Yağmur, Seller ve Tufan [Mete Esin]

Bu gruba ait tüm sitelerde yayınlanan makaleler, hiçbir dönemde sansür edilmemiştir. Ayrıca Nisan 2012′den bu
yana da redakte edilmediğinden, doğrusu ve yanlışıyla eser sahibinin gönderdiği özgün hâlde yayınlanmaktadır.
Son yıllarda, dünyâ ikliminde bir şeyler yaşanıyor. Bu çerçevede, zamansız ve şiddetle yağan yağmurlar, yıkımlara ve çok bü-yük zararlara sebep oluyorlar. Bunu doğuran meteorolojik harekete, Batılılar "El Nino" diyorlar. El Nino (Ninyo), İspanyolca konuşan Latin Amerika'da ilk önce şakayla söylenmiş olarak yaramaz çocuk demekmiş! Söz, şimdilerde tutmuş ve yerleşip-kalmışa benziyor.

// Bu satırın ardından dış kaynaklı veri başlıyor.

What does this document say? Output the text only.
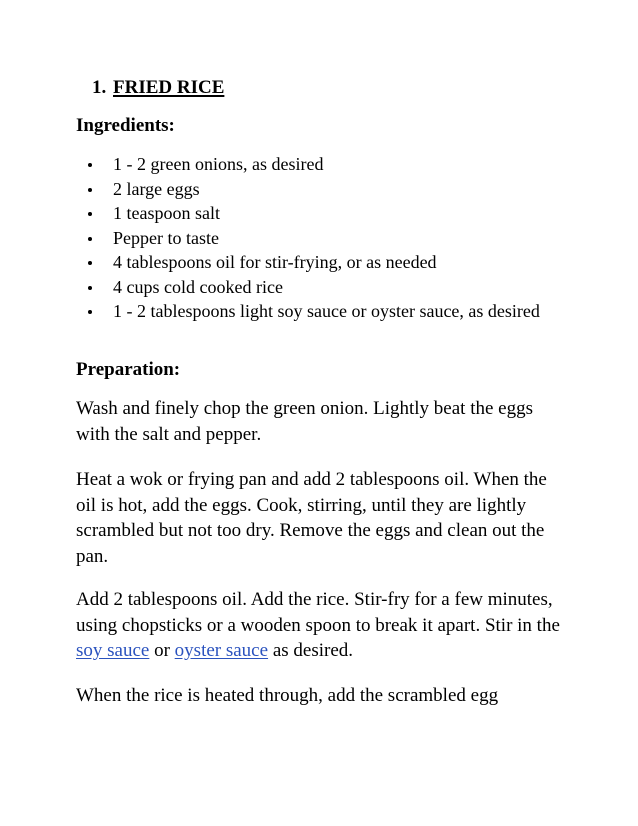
1. FRIED RICE
Ingredients:
1 - 2 green onions, as desired
2 large eggs
1 teaspoon salt
Pepper to taste
4 tablespoons oil for stir-frying, or as needed
4 cups cold cooked rice
1 - 2 tablespoons light soy sauce or oyster sauce, as desired
Preparation:

Wash and finely chop the green onion. Lightly beat the eggs with the salt and pepper.

Heat a wok or frying pan and add 2 tablespoons oil. When the oil is hot, add the eggs. Cook, stirring, until they are lightly scrambled but not too dry. Remove the eggs and clean out the pan.

Add 2 tablespoons oil. Add the rice. Stir-fry for a few minutes, using chopsticks or a wooden spoon to break it apart. Stir in the soy sauce or oyster sauce as desired.

When the rice is heated through, add the scrambled egg
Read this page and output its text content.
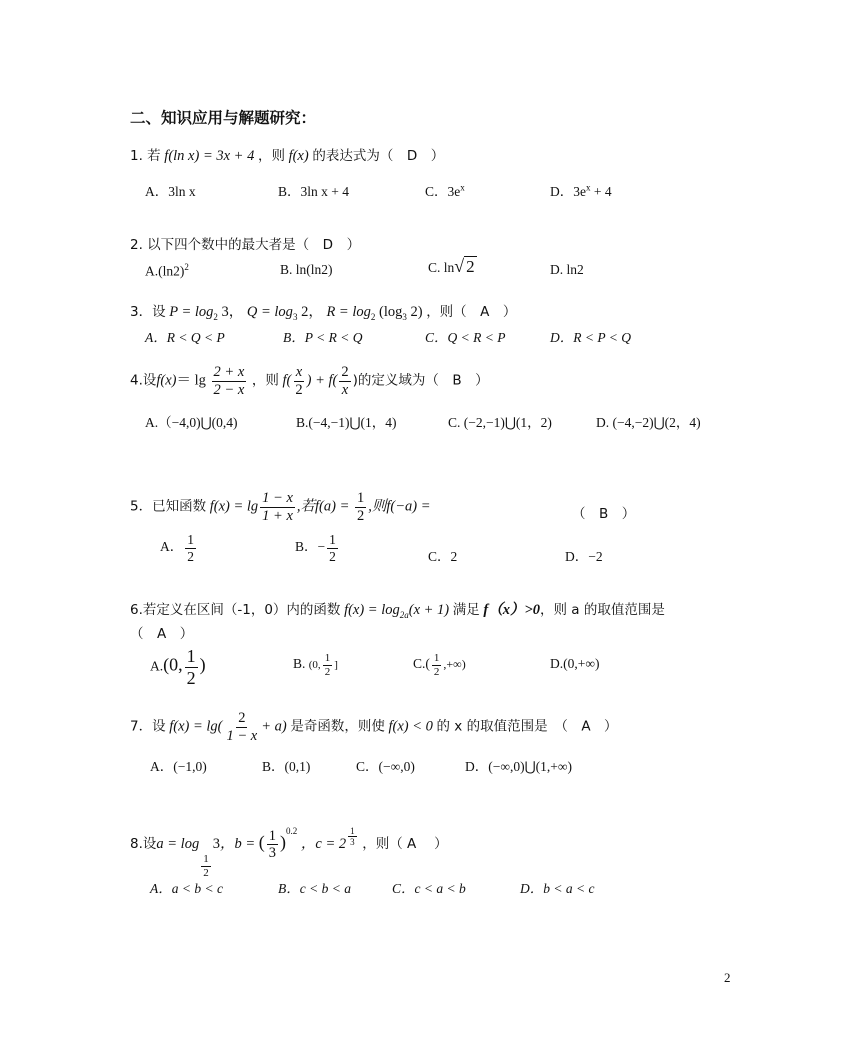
二、知识应用与解题研究：
1. 若 f(ln x) = 3x + 4 ，则 f(x) 的表达式为（　D　）
A．3ln x	B．3ln x + 4	C．$3e^x$	D．$3e^x + 4$
2. 以下四个数中的最大者是（　D　）
$A.(\ln 2)^2$	B. ln(ln2)	C. ln√ 2	D. ln2
3．设 $P = \log_2 3$， $Q = \log_3 2$， $R = \log_2 (\log_3$ 2) ，则（　A　）
A．R < Q < P	B．P < R < Q	C．Q < R < P	D．R < P < Q
4.设$f(x)= \lg \frac{2 + x}{2 - x}$ ，则 $f( \frac{x}{2}$ ) + $f( \frac{2}{x}$ )的定义域为（　B　）
A.（−4,0)⋃(0,4)	B.(−4,−1)⋃(1，4)	C. (−2,−1)⋃(1，2)	D. (−4,−2)⋃(2，4)
5．已知函数 $f(x) = \lg \frac{1 - x}{1 + x}$ ,若$f(a) = \frac{1}{2}$ ,则f(−a) =	（　B　）
A． $\frac{1}{2}$	B．− $\frac{1}{2}$	C．2	D．−2
6.若定义在区间（-1，0）内的函数 $f(x) = \log_{2a}(x + 1)$ 满足 f（x）>0，则 a 的取值范围是
（　A　）
A.(0, $\frac{1}{2}$ )	B. (0, $\frac{1}{2}$ ]	$C.( \frac{1}{2}$ ,+∞)	D.(0,+∞)
7．设 $f(x) = \lg( \frac{2}{1 - x} + a)$ 是奇函数，则使 f(x) < 0 的 x 的取值范围是　（　A　）
A．(−1,0)	B．(0,1)	C．(−∞,0)	D．(−∞,0)⋃(1,+∞)
8.设a = log
$\frac{1}{2}$
3，b = ( $\frac{1}{3} )^{0.2}$ ，$c = 2 \frac{1}{3}$ ，则（ A　 ）
A．a < b < c	B．c < b < a	C．c < a < b	D．b < a < c
2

Bu bahar, Ülke’miz de bol yağmur almıştır, almaktadır. Yağışlar genellikle yararlı olmuşlardır. Ne var ki zaman-zaman zarar verdiği de duyulmaktadır. Son olarak, kuzey-batı Anadolu'daki durum zarardan da öteye tam anlamıyla bir yıkımdır. Olayın vahâmetini anlatabilmek için, medya organları Tûfan demişlerdir. Geçmişte, dünyâmızın deprem, yangın ve sellerle karşılaştığı dönemler olmuştur. Bunların şiddetlerini anlatmak üzere de, depreme kıyâmet, yangına cehennem ve sellere de Tûfân benzetmeleri yapılmıştır. Herkesçe bilineceği üzere, Tûfân, artık yaşanmış, bitmiş belki de bir çok olayın adıdır. Çoklukla Nuh Tûfânı diye tanınıp-bilinmiştir.

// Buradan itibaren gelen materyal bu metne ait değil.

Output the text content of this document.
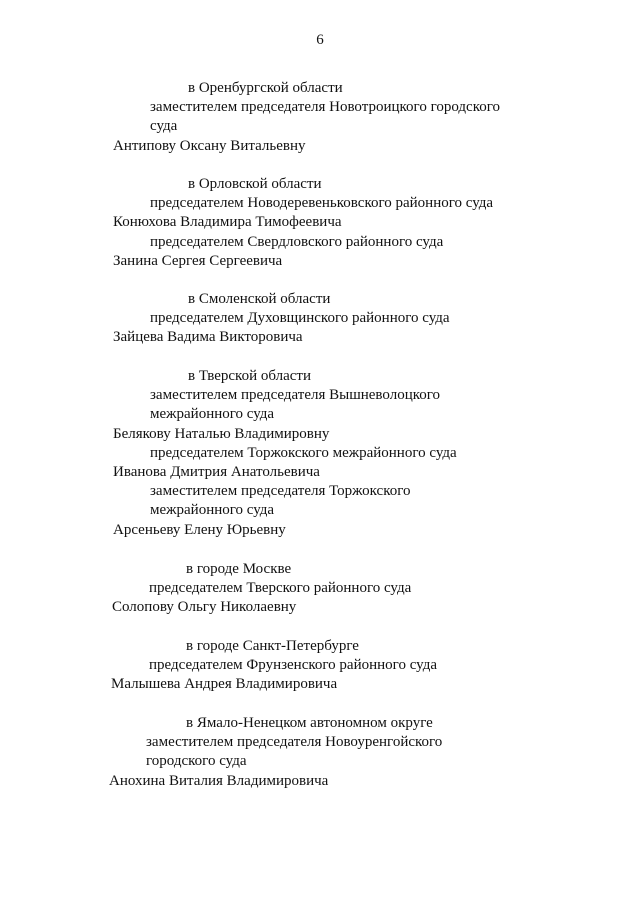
6
в Оренбургской области
заместителем председателя Новотроицкого городского
суда
Антипову Оксану Витальевну
в Орловской области
председателем Новодеревеньковского районного суда
Конюхова Владимира Тимофеевича
председателем Свердловского районного суда
Занина Сергея Сергеевича
в Смоленской области
председателем Духовщинского районного суда
Зайцева Вадима Викторовича
в Тверской области
заместителем председателя Вышневолоцкого
межрайонного суда
Белякову Наталью Владимировну
председателем Торжокского межрайонного суда
Иванова Дмитрия Анатольевича
заместителем председателя Торжокского
межрайонного суда
Арсеньеву Елену Юрьевну
в городе Москве
председателем Тверского районного суда
Солопову Ольгу Николаевну
в городе Санкт-Петербурге
председателем Фрунзенского районного суда
Малышева Андрея Владимировича
в Ямало-Ненецком автономном округе
заместителем председателя Новоуренгойского
городского суда
Анохина Виталия Владимировича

Tûfân her şeyden önce Mûsevî, Hıristiyan ve İslâm inançlarının konusudur. Bu bağlamda Kur'anın Anke'but, A'raf, En'am, Enbiyâ, Furkan, Hud, Kamer, Mü'minûn, Nuh, Şuarâ, ve Yunus sûrelerinde, doğrudan veyâ dolaylı olarak Tûfân'dan bahsedilir. İslâm hacı adaylarının Kâbe çevresinde dolanımını anlatan tavaf sözüyle Tûfân, etimolojik olarak aynı kökten çıkmışlardır. Arapça bu sözlerde, ortak noktalar dolanım ve yayılımdır.

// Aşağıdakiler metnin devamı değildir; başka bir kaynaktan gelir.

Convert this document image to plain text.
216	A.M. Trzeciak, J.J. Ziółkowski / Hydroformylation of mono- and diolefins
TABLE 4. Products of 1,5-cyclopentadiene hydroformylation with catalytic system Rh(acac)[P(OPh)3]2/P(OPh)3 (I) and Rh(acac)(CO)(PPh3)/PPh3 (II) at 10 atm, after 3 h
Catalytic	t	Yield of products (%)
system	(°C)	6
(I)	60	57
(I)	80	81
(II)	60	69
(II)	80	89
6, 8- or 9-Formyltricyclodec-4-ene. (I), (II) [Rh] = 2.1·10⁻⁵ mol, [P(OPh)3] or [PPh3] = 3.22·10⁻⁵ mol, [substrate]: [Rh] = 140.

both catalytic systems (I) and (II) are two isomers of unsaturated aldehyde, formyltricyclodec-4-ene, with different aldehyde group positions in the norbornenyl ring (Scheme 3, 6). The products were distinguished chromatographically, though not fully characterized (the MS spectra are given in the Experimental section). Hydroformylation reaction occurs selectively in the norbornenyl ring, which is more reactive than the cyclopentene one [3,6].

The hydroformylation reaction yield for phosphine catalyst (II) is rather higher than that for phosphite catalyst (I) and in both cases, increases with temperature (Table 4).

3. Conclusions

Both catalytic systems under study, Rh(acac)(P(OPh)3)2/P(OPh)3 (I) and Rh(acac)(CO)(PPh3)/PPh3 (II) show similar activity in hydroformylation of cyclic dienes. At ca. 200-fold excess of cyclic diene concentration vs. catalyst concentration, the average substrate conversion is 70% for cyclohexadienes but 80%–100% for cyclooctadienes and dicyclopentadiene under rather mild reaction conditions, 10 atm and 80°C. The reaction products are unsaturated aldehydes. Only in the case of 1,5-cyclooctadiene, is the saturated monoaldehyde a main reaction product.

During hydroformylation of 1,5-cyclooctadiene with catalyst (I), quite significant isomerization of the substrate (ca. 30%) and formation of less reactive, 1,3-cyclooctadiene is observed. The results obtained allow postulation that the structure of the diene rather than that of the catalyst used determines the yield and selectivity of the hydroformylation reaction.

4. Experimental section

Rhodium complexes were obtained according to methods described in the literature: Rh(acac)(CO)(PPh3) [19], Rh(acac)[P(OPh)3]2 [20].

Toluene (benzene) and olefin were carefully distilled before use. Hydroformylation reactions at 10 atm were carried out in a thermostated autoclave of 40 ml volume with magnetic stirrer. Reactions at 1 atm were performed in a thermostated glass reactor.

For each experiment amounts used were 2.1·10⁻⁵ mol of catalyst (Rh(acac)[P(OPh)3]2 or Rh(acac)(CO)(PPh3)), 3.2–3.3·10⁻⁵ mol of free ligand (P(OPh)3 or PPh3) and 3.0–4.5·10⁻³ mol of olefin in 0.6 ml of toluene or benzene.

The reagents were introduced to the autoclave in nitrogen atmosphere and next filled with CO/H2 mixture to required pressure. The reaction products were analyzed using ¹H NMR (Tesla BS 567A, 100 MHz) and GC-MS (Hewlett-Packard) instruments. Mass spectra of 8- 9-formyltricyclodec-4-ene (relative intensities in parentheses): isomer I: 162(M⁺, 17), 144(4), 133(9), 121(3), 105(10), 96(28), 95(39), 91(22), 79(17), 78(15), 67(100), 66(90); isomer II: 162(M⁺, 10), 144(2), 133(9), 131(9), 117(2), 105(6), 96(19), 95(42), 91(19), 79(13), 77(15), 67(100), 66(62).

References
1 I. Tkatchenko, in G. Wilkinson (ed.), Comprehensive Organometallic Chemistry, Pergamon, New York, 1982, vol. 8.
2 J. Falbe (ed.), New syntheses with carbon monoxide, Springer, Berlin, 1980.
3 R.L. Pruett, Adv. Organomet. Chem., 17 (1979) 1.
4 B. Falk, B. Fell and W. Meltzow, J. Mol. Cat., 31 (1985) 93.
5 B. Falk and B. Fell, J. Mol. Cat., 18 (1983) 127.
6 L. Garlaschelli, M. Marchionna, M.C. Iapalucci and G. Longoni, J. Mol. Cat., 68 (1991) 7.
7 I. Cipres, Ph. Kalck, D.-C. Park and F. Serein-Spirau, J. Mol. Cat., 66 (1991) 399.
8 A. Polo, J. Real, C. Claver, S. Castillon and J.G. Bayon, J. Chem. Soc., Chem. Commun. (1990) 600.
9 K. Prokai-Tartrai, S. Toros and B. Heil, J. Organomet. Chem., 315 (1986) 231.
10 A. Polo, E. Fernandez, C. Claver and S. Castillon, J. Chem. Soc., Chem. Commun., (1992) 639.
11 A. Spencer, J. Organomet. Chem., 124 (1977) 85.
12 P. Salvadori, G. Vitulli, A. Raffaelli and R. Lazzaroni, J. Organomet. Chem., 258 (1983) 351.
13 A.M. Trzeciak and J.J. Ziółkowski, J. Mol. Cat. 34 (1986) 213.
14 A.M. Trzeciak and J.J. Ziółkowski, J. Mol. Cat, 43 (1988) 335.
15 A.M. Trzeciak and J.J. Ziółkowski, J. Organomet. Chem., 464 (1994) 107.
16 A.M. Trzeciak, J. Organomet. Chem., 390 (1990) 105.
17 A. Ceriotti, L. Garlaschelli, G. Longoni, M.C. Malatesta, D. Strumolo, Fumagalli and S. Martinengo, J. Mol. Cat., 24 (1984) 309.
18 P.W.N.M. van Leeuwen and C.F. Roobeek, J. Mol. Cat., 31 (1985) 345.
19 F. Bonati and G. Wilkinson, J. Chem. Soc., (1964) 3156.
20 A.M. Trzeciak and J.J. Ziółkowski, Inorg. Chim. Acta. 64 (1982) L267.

Şimdi gelelim Tûfân olayına. Geçmiş bir târihte, doğruluktan çıkmış insanlar sürekli olarak günah işlemektedirler. Bu sırada, peygamberlik görevi Hz. Nuh'tadır. Ancak... Kendisi, peygamber gönderildiği insanlığa istediği mesajı verememekte, onları doğru yola çekememektedir. Öyle ki, oğlunun biriyle karısı bile ona inanmamış, yalancılıkla suçlamışlardır. Bildiğimiz bütün peygamberlerin başına geldiği üzere, sen de bizim gibi bir insansın, bunları uydurup-uydurup söylüyorsun, demişlerdir. Umutsuzluğa düşen Hz.Nuh, başa çıkamadığı bu insanların cezâlandırılmalarını istemiştir. Her şeyi bilen yüce Tanrı elbette ki bu isteği de bilecektir. Nitekim bilmiştir ve insanlığı cezâlandırmaya da karar vermiştir. Cezâ olarak da suda boğmayı seçmiştir. Dünyâyı suyla dolduracak, insanlığı böyle boğacak ve onları yok edecektir.Yâni, bir Tûfân yaratılacaktır. Karar uygulamaya konulmadan ve her şeyden önce, Hz. Nuh'a bir gemi yapması buyurulmuştur. Geminin ölçüleri Kuran’da yoktur. Tevrat ise bu konuda bazı bilgiler vermektedir. Bir tercüme uyarınca geminin boyutu; üçyüz arşın uzunluk, elli arşın genişlik ve otuz arşın yüksek şeklindedir. Bu ölçüleri bugünkü değerlere çevirirsek, 204x34x20 metrelik bir gemi ortaya çıkar. Üç katlı bu gemi için, elimizde bir başka kayıt daha vardır. Bu yeni ölçülere göre gemi biraz daha küçülecektir.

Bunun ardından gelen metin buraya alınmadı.